No victory in sight, NATO held its birthday party in April anyway, with the diplomats all feigning the gravitas appropriate to people simultaneously engaged in acts of random airborne vandalism abroad. But there were no long faces among some of the partygoers, no indeed. U.S. weapons manufacturers’ stocks were booming, thanks to the “excitement in Kosovo,” as one American market analyst put it, and the arms dealers not only showed up at NATO’s party, they actually sponsored it. Well, to be fair, some communications firms like Ameritech pitched in for the hors d’oeuvres too, but the bulk of the sponsors were defense companies like Boeing, which contributed $250,000, and Raytheon, which has seen its stocks soar by 17 percent since NATO’s war began. As a reward for their generosity, the executives of sponsoring companies were allowed to mingle with the assembled diplomats, no doubt using the occasion to whisper little pleasantries like, “Boy, do I have a cluster bomb for you!”

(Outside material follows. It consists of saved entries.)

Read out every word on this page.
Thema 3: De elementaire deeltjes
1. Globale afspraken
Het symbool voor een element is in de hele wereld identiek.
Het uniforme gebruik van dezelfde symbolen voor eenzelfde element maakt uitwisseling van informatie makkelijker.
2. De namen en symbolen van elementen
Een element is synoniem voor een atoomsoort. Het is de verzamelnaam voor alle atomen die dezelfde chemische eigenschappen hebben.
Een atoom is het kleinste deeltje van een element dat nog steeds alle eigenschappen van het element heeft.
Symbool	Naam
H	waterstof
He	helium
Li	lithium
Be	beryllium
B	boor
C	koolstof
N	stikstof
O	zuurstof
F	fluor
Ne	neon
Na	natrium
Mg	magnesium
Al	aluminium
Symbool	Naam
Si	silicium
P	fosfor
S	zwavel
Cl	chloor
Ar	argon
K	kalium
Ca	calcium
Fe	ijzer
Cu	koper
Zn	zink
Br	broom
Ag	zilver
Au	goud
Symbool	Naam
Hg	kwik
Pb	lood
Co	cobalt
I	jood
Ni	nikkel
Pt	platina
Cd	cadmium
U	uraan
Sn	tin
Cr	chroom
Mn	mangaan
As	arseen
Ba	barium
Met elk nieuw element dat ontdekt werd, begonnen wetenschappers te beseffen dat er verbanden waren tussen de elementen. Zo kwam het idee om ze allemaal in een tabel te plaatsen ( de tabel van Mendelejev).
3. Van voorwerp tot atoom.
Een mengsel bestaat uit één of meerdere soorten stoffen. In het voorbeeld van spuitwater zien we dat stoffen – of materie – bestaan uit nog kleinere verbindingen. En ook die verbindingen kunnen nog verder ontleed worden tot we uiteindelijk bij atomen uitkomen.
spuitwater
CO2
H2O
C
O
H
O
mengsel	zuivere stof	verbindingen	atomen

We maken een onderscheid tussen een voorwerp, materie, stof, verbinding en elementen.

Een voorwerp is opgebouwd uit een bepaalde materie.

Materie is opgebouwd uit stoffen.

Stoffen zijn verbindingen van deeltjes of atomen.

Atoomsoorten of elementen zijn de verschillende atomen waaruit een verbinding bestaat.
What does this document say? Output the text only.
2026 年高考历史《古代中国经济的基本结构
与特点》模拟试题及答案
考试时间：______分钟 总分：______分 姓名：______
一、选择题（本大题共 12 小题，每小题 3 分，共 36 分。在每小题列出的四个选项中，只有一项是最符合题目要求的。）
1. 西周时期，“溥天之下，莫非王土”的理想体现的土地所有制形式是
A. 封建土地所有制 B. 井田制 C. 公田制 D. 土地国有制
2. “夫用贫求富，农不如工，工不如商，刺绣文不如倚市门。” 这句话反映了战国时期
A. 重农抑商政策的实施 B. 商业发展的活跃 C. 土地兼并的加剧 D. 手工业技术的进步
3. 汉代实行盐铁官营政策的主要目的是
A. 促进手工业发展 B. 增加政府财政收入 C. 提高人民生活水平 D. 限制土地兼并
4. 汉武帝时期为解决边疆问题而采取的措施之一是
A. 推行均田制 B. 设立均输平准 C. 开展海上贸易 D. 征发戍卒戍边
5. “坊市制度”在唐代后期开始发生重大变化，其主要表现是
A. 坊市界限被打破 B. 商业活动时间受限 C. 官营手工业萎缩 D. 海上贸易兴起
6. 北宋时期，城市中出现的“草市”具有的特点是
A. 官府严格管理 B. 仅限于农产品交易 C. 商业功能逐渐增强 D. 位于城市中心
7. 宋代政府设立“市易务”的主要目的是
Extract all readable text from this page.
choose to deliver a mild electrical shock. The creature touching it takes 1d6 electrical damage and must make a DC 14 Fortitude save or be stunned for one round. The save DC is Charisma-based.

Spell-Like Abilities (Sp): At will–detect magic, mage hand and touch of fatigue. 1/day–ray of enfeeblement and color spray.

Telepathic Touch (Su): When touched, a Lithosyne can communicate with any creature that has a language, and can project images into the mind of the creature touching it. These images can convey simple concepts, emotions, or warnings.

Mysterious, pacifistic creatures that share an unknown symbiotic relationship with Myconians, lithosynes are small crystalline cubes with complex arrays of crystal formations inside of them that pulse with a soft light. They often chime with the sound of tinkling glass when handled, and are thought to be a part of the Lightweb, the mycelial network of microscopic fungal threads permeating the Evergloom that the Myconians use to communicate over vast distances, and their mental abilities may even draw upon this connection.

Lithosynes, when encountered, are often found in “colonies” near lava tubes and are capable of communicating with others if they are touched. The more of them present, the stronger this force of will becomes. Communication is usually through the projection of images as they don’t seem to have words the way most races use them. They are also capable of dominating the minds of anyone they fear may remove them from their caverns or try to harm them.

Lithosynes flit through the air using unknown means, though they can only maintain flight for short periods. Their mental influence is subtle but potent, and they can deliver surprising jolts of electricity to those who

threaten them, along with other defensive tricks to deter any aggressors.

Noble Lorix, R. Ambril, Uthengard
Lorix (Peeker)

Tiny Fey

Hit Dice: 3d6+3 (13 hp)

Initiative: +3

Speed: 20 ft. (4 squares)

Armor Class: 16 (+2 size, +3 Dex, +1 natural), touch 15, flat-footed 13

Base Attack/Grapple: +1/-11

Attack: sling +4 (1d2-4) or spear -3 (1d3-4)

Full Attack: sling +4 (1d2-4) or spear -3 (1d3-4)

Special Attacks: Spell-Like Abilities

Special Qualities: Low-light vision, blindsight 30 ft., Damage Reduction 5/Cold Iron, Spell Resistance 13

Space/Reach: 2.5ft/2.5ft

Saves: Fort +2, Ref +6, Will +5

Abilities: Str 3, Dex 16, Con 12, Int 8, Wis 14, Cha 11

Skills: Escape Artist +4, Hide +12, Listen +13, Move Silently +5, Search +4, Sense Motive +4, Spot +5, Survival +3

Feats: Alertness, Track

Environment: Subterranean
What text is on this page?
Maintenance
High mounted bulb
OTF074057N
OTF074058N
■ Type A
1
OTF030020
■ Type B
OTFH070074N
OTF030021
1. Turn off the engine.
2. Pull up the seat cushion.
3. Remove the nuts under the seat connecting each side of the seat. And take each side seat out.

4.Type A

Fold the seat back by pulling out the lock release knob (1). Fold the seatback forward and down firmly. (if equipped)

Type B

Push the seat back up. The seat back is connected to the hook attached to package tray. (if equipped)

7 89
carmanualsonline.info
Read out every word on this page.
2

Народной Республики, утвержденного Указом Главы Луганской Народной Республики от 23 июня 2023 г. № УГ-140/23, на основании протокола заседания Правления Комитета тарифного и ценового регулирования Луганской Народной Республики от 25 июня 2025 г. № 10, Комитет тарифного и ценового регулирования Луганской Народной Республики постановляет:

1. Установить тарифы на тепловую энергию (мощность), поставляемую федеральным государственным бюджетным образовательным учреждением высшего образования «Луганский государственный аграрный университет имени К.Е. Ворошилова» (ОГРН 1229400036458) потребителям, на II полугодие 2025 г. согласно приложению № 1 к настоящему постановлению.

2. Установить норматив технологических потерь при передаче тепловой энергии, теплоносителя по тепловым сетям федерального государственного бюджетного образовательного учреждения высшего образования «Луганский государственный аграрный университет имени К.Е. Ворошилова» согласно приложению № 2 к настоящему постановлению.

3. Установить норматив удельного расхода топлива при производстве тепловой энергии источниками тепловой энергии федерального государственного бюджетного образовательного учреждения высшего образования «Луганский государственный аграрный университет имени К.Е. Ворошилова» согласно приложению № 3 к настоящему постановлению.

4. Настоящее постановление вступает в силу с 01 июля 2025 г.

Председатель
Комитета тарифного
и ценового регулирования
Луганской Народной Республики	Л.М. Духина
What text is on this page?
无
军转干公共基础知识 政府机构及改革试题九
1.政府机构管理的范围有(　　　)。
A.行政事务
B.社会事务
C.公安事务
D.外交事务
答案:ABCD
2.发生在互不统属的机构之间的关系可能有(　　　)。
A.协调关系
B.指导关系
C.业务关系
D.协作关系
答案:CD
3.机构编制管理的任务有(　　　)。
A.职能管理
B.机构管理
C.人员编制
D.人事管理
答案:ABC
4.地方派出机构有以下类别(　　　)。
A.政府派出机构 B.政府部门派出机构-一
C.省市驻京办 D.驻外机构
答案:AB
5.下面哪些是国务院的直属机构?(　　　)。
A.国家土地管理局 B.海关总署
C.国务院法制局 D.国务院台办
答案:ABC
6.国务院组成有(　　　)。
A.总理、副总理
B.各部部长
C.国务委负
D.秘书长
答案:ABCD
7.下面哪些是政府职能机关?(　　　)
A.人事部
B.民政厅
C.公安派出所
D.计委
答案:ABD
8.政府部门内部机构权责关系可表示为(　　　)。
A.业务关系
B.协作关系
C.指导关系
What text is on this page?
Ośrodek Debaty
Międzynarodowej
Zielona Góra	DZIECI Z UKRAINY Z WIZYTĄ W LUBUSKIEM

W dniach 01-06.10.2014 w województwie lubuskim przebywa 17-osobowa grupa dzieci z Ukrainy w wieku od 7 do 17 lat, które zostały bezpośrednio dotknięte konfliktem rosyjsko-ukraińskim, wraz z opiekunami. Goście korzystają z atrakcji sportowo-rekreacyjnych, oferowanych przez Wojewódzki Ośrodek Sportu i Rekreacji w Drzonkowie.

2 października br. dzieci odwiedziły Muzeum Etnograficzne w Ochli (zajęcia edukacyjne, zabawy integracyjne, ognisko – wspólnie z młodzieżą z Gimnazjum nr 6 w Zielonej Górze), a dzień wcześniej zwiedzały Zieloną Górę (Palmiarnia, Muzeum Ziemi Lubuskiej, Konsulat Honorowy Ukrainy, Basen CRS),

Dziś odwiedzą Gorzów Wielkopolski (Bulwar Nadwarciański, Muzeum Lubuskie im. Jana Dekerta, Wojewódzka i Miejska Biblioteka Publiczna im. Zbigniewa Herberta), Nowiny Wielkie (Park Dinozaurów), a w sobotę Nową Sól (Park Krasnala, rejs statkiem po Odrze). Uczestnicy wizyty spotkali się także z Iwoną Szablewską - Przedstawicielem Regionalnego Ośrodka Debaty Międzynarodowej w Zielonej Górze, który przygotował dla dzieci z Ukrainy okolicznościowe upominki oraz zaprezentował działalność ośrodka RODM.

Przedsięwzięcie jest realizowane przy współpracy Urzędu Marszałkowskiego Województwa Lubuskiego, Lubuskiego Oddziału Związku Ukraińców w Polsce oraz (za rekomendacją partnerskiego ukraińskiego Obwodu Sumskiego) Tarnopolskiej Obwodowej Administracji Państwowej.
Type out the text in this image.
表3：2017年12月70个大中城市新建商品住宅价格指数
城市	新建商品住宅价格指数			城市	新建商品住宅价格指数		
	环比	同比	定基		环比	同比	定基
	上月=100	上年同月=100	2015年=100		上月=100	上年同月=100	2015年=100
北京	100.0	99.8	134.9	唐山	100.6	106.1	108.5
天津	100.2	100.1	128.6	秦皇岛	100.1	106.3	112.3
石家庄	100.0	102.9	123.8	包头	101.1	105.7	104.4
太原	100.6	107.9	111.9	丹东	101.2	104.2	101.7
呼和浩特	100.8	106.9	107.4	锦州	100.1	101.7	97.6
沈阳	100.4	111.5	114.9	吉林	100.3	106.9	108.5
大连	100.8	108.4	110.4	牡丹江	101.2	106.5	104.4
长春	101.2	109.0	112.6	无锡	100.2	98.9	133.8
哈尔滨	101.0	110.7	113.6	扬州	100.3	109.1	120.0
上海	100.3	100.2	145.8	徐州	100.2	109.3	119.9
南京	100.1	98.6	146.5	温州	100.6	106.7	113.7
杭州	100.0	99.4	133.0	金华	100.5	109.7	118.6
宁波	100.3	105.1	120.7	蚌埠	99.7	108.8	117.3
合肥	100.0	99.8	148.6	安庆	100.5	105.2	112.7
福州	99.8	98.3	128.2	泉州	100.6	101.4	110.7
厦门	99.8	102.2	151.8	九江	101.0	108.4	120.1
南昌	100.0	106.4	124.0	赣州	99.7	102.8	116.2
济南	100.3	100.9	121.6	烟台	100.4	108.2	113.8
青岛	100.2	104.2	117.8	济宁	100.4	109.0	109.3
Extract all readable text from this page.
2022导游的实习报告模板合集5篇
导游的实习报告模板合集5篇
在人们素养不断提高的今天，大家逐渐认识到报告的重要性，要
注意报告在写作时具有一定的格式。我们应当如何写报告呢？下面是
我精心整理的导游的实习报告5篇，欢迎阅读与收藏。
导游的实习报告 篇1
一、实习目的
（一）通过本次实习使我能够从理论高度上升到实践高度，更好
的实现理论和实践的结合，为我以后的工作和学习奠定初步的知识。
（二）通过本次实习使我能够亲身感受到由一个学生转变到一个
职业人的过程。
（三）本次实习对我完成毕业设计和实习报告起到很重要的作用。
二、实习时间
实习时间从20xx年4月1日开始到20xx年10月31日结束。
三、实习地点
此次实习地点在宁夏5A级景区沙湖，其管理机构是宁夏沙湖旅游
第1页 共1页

But you can’t have a meaningful Cold War solely against poor old basket-case Russia, whose soldiers can usually be found roaming the streets, panhandling for vodka and turnip money. Even in their proudest moment, as occupiers of the Pristina airport, they had to beg NATO for basic supplies like bottled water. Hence the bombing of the Chinese embassy in Belgrade; and this “hence” does not derive from any privileged insider information. It would just be too painful to admit that NATO’s great moral undertaking included bombing a crowded city without an up-to-date map. Never mind that China today is no more communist than Connecticut: At least its military is in good enough shape to have funded an American presidential campaign.
Welcome to Cold War II. True, for the moment Russia has been appeased by giving it a piece of Kosovo to patrol. But the really scary collateral damage remains: China’s suspension of all top-level military and arms-control contacts with the U.S., and the pissed-off Russian parliament’s refusal to ratify the START II treaty. Buried among the rubble left by NATO’s bombs may be our species’ slender hope of averting a planetwide nuclear blowout.
If Cold War II ever gets hot, it could be the first conflict that even Boeing can’t win. So stop chortling, NATO, the next mass grave you look into — should the dignity of graves of any kind remain an option — may be our own.